Is there a lesson in this or only a farewell?

A lesson, for the soul of the conflict hangs before my eyes: I will not be dragged across Nietzsche’s bridge.

Come, Hokusai, ukiyo-e Ghost of Christmas Past, show me another scene.

6. Mt. Fuji from Kajikazawa



Misted, mystic Fuji over water. Air that comes clean to my nostrils. There is even a fisherman almost where he should be, his pose less dramatic than the original, his garments more modern, above the infinite Fourier series of waves advancing upon the shore.

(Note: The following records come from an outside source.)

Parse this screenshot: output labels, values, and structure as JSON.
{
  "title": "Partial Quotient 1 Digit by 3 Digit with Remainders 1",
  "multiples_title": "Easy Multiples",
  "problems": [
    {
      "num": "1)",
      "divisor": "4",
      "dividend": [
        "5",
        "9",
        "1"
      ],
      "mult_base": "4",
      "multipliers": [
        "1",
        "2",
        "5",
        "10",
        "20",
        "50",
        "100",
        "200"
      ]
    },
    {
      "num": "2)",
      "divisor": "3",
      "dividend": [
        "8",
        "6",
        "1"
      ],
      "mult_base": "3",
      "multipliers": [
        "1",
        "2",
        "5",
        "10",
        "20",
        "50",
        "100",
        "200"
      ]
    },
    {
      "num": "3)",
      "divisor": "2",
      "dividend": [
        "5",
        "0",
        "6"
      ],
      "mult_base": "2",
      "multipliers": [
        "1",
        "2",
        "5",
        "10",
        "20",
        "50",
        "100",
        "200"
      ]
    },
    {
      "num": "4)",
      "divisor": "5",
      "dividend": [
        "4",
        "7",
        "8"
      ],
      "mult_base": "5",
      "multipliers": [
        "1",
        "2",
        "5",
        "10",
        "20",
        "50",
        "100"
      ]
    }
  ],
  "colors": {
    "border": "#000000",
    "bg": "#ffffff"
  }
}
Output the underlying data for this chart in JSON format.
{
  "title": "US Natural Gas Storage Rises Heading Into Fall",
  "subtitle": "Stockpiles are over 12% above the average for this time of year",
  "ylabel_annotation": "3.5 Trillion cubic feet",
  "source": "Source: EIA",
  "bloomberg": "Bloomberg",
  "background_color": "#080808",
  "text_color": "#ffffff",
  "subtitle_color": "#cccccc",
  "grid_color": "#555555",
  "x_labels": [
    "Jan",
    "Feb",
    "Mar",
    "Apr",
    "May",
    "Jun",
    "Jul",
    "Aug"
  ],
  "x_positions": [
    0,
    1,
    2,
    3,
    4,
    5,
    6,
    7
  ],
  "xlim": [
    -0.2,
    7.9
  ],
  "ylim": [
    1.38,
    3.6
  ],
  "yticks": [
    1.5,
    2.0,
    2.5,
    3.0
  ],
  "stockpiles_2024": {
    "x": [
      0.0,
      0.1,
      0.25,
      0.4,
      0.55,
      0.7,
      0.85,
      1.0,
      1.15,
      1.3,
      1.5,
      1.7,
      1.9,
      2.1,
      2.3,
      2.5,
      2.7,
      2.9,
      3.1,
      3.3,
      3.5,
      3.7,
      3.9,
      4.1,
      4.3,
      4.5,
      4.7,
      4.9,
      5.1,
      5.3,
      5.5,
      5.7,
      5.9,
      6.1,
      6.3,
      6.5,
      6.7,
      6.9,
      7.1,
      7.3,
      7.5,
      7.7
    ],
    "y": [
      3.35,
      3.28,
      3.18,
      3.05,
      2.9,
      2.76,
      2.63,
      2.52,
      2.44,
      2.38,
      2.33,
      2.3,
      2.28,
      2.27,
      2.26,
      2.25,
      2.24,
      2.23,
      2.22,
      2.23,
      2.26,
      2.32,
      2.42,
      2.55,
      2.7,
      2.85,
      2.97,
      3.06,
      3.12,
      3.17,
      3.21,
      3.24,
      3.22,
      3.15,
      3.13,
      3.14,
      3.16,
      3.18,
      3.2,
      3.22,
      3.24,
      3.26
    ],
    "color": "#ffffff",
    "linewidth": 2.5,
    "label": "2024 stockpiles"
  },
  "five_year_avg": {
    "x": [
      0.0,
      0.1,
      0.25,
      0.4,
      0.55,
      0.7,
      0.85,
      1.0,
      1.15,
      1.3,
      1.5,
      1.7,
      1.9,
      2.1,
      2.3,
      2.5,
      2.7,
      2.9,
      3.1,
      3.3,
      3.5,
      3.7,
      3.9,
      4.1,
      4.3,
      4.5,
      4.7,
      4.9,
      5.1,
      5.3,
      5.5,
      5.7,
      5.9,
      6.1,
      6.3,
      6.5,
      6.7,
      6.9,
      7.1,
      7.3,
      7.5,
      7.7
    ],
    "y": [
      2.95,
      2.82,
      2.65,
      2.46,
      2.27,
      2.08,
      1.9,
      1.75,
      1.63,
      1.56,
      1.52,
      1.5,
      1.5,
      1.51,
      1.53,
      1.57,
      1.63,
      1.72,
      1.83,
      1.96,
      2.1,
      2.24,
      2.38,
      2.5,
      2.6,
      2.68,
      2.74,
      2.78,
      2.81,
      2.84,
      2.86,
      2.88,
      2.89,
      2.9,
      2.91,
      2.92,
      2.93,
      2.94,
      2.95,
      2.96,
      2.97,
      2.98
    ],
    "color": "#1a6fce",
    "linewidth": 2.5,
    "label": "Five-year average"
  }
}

On my way to this point I visited a small chapel surrounded by a stone wall. It was dedicated to Kwannon, goddess of compassion and mercy, comforter in times of danger and sorrow. I entered. I loved her when I was a girl, until I learned that she was really a man. Then I felt cheated, almost betrayed. She was Kwan Yin in China, and just as merciful, but she came there from India, where she had been a bodhisattva named Avalokitesvara, a man—“the Lord Who Looks Down with Compassion.” In Tibet he is Chen-re-zi—“He of the Compassionate Eyes”—who gets incarnated regularly as the Dalai Lama. I did not trust all of this fancy footwork on his/her part, and Kwannon lost something of her enchantment for me with this smattering of history and anthropology. Yet I entered. We revisit the mental landscape of childhood in times of trouble. I stayed for a time and the child within me danced for a moment, then fell still.

I watch the fisherman above those waves, smaller versions of Hokusai’s big one, which has always symbolized death for me. The little death’s rolling about him, the man hauls in a silver-sided catch. I recall a tale from the Arabian Nights, another of American Indian origin.